Sauer told the justices that presidents could only face criminal charges once they are impeached and convicted in the Senate. At the same time, he said such a prosecution could only happen under criminal statutes that make a “clear statement” to explicitly include the president.

Justice Sonia Sotomayor said that argument “would bar the Senate from impeaching him for high crimes or a misdemeanor, because that means that he’s not subject to the law at all.”

“That’s a tautology you can’t escape,” Sotomayor said.

Michael Dreeben, arguing on behalf of Special Counsel John L. “Jack” Smith, told the justices that the argument could prevent criminal prosecution of a former president just because of timing.

If a president committed a crime near the end of their term, Congress may not be able to “crank up the machinery” in time to impeach, Dreeben said, and it’s an open question about whether presidents can be impeached after they have left office.

Gregg Nunziata, the executive director for the Society for the Rule of Law, said Trump’s lawyers construed both the impeachment clause and federal criminal law in a circular fashion that eviscerates both.

Trump’s arguments would have the effect of making the president nearly entirely above the law, said Nunziata, a former staffer for Sen.

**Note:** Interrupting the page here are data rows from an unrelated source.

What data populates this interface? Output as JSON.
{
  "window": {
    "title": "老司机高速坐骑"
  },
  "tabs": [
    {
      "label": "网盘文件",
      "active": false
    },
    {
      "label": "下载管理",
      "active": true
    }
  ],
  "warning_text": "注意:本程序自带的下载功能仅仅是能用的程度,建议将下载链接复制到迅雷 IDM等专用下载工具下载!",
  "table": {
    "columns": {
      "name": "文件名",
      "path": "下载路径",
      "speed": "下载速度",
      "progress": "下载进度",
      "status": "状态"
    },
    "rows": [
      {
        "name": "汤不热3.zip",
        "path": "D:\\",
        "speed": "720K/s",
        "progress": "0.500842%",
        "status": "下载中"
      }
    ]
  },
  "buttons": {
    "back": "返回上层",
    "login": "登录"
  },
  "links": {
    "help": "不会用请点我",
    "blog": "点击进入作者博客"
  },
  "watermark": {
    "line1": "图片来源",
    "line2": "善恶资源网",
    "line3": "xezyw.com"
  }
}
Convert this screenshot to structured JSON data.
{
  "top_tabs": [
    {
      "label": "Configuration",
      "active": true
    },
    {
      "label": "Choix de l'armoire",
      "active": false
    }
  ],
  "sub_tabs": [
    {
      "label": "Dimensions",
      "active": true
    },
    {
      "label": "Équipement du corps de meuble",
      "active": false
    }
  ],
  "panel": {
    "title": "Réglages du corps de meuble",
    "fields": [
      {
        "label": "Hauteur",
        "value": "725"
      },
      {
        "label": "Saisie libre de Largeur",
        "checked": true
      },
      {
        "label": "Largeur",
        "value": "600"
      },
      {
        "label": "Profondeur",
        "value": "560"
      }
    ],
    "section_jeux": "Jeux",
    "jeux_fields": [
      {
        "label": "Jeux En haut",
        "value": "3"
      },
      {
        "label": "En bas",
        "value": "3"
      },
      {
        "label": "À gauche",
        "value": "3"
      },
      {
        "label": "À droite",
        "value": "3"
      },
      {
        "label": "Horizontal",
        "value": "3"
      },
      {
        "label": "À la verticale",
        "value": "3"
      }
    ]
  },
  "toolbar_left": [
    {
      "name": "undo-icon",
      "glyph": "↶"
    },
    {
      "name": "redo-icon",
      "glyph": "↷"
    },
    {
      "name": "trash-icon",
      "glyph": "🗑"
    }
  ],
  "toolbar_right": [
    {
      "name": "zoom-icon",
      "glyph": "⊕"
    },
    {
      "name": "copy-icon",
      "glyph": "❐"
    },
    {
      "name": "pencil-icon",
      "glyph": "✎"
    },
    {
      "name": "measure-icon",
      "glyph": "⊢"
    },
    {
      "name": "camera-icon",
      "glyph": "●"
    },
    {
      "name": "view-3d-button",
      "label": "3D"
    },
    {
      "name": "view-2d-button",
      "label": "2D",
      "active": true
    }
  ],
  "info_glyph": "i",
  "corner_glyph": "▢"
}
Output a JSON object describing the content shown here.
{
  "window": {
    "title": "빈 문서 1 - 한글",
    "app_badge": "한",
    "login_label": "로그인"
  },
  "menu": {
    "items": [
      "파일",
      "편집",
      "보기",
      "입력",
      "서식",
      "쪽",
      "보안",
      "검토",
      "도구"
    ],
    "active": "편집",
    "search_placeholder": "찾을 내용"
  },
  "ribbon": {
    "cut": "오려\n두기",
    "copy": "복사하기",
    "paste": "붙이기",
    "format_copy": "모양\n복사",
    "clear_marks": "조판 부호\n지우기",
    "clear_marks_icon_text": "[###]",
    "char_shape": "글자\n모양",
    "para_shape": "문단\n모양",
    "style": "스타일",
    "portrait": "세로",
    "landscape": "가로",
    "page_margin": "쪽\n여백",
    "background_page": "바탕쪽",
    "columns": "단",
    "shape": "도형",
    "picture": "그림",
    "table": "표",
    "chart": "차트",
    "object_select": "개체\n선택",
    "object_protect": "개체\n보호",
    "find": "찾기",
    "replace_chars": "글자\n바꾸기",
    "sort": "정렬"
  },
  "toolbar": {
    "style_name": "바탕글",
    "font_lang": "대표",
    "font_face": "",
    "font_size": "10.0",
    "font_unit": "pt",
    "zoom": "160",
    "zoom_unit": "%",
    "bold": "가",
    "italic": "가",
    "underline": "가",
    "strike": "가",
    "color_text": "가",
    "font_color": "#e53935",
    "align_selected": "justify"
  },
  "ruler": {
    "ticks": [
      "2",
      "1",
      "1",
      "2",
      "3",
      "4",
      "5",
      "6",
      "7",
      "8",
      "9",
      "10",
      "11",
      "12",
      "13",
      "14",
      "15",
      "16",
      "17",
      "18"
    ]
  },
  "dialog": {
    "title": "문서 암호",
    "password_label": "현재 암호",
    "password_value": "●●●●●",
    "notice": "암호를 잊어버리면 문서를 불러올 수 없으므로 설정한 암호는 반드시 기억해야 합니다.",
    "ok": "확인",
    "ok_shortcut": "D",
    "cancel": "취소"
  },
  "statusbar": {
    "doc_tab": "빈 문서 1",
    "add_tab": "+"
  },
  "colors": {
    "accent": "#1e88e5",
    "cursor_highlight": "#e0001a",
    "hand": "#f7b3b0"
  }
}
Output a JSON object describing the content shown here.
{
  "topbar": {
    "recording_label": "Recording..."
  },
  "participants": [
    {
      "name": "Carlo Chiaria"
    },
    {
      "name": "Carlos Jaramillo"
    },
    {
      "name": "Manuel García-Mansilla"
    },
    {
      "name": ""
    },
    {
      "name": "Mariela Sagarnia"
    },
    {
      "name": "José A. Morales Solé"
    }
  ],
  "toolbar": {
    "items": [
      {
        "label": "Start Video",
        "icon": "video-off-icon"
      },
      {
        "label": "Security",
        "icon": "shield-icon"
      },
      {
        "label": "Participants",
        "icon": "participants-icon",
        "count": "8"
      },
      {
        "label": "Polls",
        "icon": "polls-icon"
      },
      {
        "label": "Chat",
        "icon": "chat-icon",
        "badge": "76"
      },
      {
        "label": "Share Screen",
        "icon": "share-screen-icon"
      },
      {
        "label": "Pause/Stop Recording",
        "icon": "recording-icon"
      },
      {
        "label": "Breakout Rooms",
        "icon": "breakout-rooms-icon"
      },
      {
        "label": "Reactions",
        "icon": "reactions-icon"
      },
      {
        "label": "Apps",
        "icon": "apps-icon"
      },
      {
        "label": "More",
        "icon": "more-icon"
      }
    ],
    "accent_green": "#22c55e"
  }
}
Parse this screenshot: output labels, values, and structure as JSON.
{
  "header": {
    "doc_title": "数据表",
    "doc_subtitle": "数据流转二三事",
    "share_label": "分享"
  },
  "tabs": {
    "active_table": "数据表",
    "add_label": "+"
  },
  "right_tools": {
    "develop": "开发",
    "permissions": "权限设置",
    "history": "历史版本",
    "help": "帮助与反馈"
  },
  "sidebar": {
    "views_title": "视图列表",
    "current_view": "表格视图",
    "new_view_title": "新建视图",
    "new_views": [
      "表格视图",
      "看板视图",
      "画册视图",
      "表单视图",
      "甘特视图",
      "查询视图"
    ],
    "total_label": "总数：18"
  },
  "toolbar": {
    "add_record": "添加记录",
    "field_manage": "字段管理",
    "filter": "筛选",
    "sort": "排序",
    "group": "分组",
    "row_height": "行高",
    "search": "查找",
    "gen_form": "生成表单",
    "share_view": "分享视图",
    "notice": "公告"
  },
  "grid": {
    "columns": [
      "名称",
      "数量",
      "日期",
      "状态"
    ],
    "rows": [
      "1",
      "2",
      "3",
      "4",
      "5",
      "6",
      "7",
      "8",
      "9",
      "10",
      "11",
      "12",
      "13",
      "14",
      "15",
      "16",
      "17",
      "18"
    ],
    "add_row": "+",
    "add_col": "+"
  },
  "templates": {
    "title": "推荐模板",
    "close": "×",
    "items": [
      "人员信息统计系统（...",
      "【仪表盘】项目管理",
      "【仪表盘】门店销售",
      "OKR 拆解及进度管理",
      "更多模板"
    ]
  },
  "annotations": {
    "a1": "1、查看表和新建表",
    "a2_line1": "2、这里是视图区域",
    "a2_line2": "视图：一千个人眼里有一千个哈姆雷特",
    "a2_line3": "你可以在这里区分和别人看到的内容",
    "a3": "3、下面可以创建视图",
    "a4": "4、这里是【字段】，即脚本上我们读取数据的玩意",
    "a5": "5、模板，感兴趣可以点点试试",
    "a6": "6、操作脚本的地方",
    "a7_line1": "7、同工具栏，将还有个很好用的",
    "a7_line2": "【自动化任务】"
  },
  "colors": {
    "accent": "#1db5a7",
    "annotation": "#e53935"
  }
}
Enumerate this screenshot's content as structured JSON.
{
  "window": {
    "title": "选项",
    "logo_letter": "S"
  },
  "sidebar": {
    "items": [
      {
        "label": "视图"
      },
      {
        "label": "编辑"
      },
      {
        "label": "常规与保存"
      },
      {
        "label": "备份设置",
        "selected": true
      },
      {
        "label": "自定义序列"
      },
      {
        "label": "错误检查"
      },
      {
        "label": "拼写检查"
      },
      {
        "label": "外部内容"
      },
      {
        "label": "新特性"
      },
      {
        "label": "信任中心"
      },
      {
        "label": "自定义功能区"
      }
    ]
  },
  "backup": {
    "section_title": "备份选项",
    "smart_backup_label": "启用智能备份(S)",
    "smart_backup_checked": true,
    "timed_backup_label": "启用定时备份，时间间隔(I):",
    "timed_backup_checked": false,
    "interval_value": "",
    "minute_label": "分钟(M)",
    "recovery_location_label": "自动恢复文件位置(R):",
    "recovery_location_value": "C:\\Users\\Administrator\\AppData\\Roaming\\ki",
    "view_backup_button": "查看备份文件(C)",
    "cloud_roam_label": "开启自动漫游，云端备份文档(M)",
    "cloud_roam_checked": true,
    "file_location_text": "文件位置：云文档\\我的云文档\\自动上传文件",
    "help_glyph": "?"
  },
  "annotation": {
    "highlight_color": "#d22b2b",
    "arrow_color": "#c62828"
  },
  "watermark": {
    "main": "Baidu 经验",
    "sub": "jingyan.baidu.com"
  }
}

Marco Rubio, R-Fla., and the Senate Republican Policy Committee.

“It’s a multitude of arguments that if you can lay them all out next to each other, it’s really a structure for nearly complete unaccountability,” Nunziata said.

Sauer argued that the founders preferred a president act without fear of prosecution rather than one who faced it constantly, in part citing a memorandum from the Justice Department’s Office of Legal Counsel in the 1970s.

“Keep in mind that the criminal prosecution of a president prior to impeachment contradicts, in our view, the plain language of the Constitution but also hundreds of years of history and what DOJ admits is the Framers’ intent,” Sauer said.